Cuomo’s statement said the two agencies “will provide technical assistance while permanent repairs are completed.” The state will also be identifying potential funding options to help the city pay for the permanent fix.
Villa said July 26 that work being completed by outside contractors to stop the leak will cost $50,000 to $60,000. That number has been revised upwards to $100,000, prompting Assemblyman Angelo Santabarbara, D-Rotterdam, to send a letter to Cuomo on July 28 seeking emergency state intervention.
“An immediate fix is a top priority and is estimated to cost $100,000 and a long-term solution is expected to cost several hundred thousand dollars more,” wrote Santabarbara in his letter to Cuomo. “Being a financially distressed community, this emergency situation has put considerable strain on the city’s budget.”
State Sen. George Amedore, R-Rotterdam, sent a similar letter requesting state assistance.
“I think it’s great, our state representatives have been extraordinary,” said Villa of the support he’s seen during the sewer crisis. “Infrastructure is a huge issue.
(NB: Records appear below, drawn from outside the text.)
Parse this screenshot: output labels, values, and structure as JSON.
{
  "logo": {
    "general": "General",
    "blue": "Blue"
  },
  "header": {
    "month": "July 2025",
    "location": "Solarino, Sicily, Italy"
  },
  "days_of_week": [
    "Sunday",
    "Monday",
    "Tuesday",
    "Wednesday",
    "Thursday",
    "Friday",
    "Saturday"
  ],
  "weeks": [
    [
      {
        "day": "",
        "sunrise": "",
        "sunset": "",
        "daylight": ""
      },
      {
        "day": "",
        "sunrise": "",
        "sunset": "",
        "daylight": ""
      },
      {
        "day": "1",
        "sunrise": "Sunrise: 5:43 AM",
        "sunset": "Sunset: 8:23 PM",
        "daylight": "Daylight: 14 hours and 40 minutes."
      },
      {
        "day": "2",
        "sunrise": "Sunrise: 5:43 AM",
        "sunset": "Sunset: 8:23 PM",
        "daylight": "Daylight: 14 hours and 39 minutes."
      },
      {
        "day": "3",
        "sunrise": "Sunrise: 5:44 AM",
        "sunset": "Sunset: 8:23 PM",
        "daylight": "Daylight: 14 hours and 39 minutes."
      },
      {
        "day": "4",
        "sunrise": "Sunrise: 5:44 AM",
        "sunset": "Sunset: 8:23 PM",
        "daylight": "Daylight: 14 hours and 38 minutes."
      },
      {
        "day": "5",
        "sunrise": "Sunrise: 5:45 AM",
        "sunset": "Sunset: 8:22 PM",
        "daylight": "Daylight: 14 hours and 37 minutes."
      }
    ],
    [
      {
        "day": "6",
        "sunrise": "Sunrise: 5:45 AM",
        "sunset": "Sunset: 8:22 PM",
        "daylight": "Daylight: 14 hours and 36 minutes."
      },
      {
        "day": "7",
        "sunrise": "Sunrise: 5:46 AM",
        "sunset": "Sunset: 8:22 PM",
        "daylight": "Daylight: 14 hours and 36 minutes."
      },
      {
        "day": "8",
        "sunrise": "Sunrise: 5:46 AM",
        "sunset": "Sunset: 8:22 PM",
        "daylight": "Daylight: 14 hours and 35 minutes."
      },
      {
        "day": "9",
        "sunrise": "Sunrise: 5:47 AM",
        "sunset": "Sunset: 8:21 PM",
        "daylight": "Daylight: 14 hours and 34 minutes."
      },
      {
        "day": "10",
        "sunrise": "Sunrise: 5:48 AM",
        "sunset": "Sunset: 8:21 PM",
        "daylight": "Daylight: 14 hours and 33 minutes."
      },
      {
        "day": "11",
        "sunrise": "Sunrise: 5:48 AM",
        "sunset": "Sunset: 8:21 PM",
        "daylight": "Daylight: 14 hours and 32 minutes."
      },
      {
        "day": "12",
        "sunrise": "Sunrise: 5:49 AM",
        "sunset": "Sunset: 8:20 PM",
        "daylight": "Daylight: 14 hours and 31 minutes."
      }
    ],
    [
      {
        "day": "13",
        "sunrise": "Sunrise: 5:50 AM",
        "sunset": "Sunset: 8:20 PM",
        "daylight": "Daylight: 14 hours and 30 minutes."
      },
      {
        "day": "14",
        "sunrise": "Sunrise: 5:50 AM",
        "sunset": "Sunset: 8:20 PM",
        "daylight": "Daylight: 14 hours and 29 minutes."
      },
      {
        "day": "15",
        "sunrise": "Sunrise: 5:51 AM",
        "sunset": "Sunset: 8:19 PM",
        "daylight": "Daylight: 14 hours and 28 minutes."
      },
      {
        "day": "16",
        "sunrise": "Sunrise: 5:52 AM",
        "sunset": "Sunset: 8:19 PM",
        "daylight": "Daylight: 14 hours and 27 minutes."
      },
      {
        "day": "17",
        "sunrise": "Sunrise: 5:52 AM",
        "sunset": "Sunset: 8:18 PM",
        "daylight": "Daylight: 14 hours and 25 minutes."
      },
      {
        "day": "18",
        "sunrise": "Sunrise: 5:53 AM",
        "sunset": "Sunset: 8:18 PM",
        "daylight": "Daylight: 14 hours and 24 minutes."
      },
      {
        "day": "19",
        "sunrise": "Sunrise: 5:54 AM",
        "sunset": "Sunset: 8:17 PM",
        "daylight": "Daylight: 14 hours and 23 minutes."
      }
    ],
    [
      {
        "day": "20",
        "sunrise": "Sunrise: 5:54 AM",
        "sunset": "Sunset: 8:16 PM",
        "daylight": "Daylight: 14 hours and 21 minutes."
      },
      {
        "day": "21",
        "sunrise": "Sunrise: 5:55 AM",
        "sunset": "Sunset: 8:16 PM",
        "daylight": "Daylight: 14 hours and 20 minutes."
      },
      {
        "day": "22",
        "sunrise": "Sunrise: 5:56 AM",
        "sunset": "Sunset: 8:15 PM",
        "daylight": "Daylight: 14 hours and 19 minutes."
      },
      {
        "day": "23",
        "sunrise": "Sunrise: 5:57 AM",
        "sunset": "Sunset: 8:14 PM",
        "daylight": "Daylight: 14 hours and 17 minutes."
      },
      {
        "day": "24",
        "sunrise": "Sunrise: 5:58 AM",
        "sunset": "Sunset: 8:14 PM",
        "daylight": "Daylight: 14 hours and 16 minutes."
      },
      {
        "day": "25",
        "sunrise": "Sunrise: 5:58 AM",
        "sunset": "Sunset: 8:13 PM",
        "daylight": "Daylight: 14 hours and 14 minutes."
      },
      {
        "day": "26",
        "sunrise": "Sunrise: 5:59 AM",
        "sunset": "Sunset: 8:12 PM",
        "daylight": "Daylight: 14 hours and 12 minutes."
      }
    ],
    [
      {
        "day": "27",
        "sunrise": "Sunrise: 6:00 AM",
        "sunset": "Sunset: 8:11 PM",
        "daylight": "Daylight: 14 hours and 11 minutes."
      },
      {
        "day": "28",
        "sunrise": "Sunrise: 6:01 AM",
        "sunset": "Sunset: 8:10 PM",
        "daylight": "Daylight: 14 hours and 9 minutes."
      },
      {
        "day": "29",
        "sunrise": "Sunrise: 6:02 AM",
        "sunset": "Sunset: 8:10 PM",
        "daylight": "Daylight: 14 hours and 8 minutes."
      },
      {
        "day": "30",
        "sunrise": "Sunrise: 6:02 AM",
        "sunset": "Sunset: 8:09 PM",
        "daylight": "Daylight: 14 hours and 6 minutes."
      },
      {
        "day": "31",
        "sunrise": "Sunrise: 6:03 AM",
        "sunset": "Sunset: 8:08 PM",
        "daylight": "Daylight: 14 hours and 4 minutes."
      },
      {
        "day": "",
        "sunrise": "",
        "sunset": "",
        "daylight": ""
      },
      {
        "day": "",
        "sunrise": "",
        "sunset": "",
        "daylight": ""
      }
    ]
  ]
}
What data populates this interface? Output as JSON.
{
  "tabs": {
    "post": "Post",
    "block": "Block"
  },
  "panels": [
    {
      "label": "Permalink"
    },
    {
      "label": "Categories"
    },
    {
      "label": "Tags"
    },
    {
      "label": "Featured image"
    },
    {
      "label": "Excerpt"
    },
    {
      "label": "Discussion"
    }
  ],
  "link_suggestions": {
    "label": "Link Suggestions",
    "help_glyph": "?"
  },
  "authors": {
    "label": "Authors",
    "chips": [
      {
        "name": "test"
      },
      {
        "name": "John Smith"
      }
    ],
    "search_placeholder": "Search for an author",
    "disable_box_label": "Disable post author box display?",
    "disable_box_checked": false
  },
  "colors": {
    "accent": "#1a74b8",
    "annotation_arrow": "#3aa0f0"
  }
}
Small cities just cannot afford to do these projects on our own.”
DEC’s Miller said the agency has been working closely with the city since news of the leak broke.
“DEC staff have visited the site every day since the leak began and will continue to do so as long as necessary,” Miller said.
Miller added that “a significant amount of the discharge that occurred during this event was groundwater.”
other sewer issues
In December 2013, Amsterdam experienced a massive spill that dumped 24 million gallons of untreated sewage into the Mohawk River from two pumps over the span of eight days, according to the DEC. That event led to the agency requiring the city to abide by a series of deadlines through 2017 to overhaul its sewer system or face penalties.
City officials previously said the funds for that overhaul are coming from a $5 million NYS Environmental Facilities Corp. loan, but that work on the overhaul won’t begin until next year.
Villa said at a recent council meeting that breakdowns in the city’s aged sewer system will continue to happen until the ovehaul is complete. On Tuesday he said he wants the overhaul to begin sooner than next year.
“I think we need to expedite the process and package that with whatever work we’re doing now,” he said of the $5 million sewer overhaul. “I think the sooner the better.”
Villa noted that these types of infrastructure issues are not unique to Amsterdam.
“It’s unfortunate that we have to be the ones to bring this to the spotlight but this is an issue that affects everyone,” said Villa. “Sure we’re talking about Amsterdam today, but DEC is going to be sitting in some other city talking about the same exact thing later on.”